We're a brand new innovation in affordable legal service with almost no history at all. But we've been a long time in the making.
Unequal access to justice
While helping hundreds of thousands of people over the past two decades, our parent organization Access Pro Bono Society of BC (APB) has seen how geographic, socio-economic and racial disparities in access to qualified legal help have prevented too many British Columbians from finding justice.
Many British Columbians from racialized communities are rightly distrustful of a legal system with a history of institutionalized racism and repeated failures to protect individuals and communities. The concentration of law firms in southern BC’s urban areas fuels the frustration of many people in rural, remote and reserve communities where there are few, if any, locally based, “hometown” lawyers.
Worsening these problems, law school graduates with the professional skills and life experiences to serve racialized clients well, often struggle with an outdated and cumbersome articling system. Mature students from remote areas, for example, are often forced to move to BC’s big cities to secure an articling position. Many leave their families and home communities for good.
APB came to see how accessibility of legal services is tied to diversity of legal professionals. The organization conceived of the Everyone Legal Clinic as a way to foster a more inclusive and culturally responsive justice system–– by increasing the diversity of legal professionals, and by serving more people from underserved communities.
An opportunity arises
In late 2020, the Law Society of BC created a regulatory innovation sandbox in which non-traditional service providers could apply to provide a defined scope of legal services to individuals whose needs were unmet or underserved. This coincided with the legal profession's broad acceptance of videoconferencing technologies as necessary ways to deliver legal services and administer justice during the COVID pandemic.

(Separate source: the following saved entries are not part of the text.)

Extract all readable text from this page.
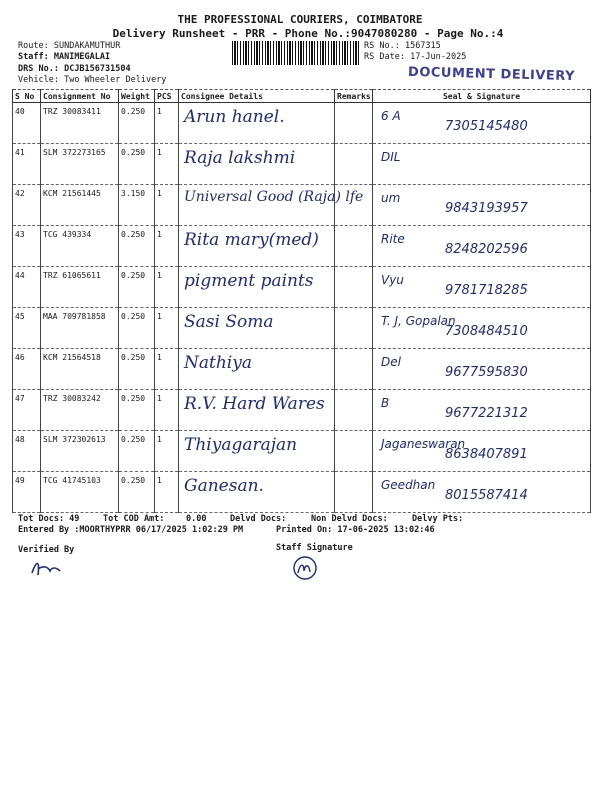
THE PROFESSIONAL COURIERS, COIMBATORE
Delivery Runsheet - PRR - Phone No.:9047080280 - Page No.:4
Route: SUNDAKAMUTHUR
Staff: MANIMEGALAI
DRS No.: DCJB156731504
Vehicle: Two Wheeler Delivery
RS No.: 1567315
RS Date: 17-Jun-2025
DOCUMENT DELIVERY
S No	Consignment No	Weight	PCS	Consignee Details	Remarks	Seal & Signature
40	TRZ 30083411	0.250	1	Arun hanel.		6 A
7305145480

41	SLM 372273165	0.250	1	Raja lakshmi		DIL

42	KCM 21561445	3.150	1	Universal Good (Raja) lfe		um
9843193957

43	TCG 439334	0.250	1	Rita mary(med)		Rite
8248202596

44	TRZ 61065611	0.250	1	pigment paints		Vyu
9781718285

45	MAA 709781858	0.250	1	Sasi Soma		T. J, Gopalan
7308484510

46	KCM 21564518	0.250	1	Nathiya		Del
9677595830

47	TRZ 30083242	0.250	1	R.V. Hard Wares		B
9677221312

48	SLM 372302613	0.250	1	Thiyagarajan		Jaganeswaran
8638407891

49	TCG 41745103	0.250	1	Ganesan.		Geedhan
8015587414
Tot Docs: 49	Tot COD Amt:	0.00	Delvd Docs:	Non Delvd Docs:	Delvy Pts:
Entered By :MOORTHYPRR 06/17/2025 1:02:29 PM	Printed On: 17-06-2025 13:02:46
Verified By	Staff Signature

In August 2021, APB applied to the Innovation Sandbox for permission to develop and operate a virtual public interest legal clinic to serve as an experiential learning centre for articling students and new notaries, and as an incubator for legal practitioners who then provide affordable legal services to underserved BC communities. The Law Society accepted APB's proposal, and the way was cleared for the Everyone Legal Clinic.
The Clinic launches
In May 2022, we launched as the world's first virtual public interest law teaching clinic and legal practice incubator, with 25 articling students in 15 different BC communities, 16 supervising lawyers, four staff and dozens of volunteer mentors. With a six-month learning semester curriculum centred on the practical, modern-day aspects of running a socially responsible law practice, we trained our first cohort of 15 articling clinicians in a wide range of areas involving “everyday legal problems”, including family, employment, tenancy, criminal, consumer, wills and estates, corporate, human rights, and mental health law. The first cohort began their six-month service semester in November 2022, two months after our second cohort of 10 articling clinicians embarked on their learning semester.
As the Clinic forges its own history, we're committed to a client-centred approach to service delivery, premised on constant user feedback and continuous refinement.